How to Save Money on Long-Term Disability Insurance

Long-term disability insurance can be costly, but there are a few ways you can save money on your monthly premiums:

  • Buy when you’re young and healthy: If you buy a non-cancellable policy while you’re young, you’ll save money on disability insurance over the course of your life. 
  • Choose a longer elimination period: Selecting a 90-day elimination period over a 30-day elimination period is a great way to reduce your premiums. Just make sure you have enough in savings to cover three months without benefits. 
  • Choose a shorter benefit period: You may opt for a policy that goes until retirement instead of offering lifetime benefits, but you should avoid choosing a policy with a shorter benefit period, such as two years. Doing so leaves you at an increased risk of financial hardship. 
  • Opt for less coverage: If you think you can live on a tighter budget in the event that you become disabled, you can choose to only replace 40% or 50% of your salary, which will result in lower premiums. 
  • Get group benefits: Group rates tend to be cheaper than individual rates, so take advantage of long-term disability benefits offered by your employer. While the policy may not provide enough coverage or all the features you want, you can supplement it with an individual policy. If you’re self-employed, you can get affordable group disability coverage through The Freelancers Union

What Is Long-Term Disability Insurance?

Long-term disability insurance is an agreement between a policyholder and insurance company, where the policyholder pays monthly premiums in exchange for a monthly payout that kicks in should the policyholder become disabled and unable to work. Long-term disability benefits may last as little as two years or as long as the life of the policyholder. Considering that one in four young people can expect to become disabled for at least a year before they reach retirement age, long-term disability insurance is well worth the cost.

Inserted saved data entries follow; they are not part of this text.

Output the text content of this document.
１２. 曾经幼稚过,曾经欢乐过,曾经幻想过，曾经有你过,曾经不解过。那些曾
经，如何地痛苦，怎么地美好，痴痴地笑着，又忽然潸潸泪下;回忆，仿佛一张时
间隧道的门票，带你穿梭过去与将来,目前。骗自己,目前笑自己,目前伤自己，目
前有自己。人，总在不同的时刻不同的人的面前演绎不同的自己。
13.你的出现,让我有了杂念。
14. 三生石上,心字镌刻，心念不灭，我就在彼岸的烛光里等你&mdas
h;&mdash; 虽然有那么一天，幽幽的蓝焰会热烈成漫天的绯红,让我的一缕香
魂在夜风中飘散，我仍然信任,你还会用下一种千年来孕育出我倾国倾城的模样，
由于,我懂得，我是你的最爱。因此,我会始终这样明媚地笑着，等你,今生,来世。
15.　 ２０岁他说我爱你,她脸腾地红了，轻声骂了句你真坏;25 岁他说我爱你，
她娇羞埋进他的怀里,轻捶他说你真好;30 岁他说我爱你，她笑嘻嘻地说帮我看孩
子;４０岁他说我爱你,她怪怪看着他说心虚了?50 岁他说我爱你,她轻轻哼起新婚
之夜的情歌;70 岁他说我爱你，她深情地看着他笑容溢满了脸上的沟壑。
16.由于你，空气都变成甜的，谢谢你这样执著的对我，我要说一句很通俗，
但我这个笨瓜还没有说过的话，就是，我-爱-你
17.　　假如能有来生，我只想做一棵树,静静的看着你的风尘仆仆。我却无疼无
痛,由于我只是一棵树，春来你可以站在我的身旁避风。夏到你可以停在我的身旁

Is Long-Term Disability Insurance Taxable?

Long-term disability insurance proceeds are only taxable if the policy is paid for by your employer. If you buy an individual long-term disability policy, the monthly benefits you receive in the event of a disability will not be taxable. If you contribute to premiums on a group policy offered by your employer, the portion of the benefits that you pay for will also not be taxable.

How Long Does Long-Term Disability Insurance Last?

Long-term disability insurance lasts as long as the benefit period listed on your policy, which is typically between two years and a lifetime. Short-term disability insurance, on the other hand, is intended to last two years or less.

What Medical Conditions Qualify for Long-Term Disability?

Long-term disability insurance can cover any disabling condition that is verified by a medical professional and prevents you from doing your job. Some common reasons for long-term disability claims include pregnancy, cancer, mental health issues, musculoskeletal diseases, and injuries.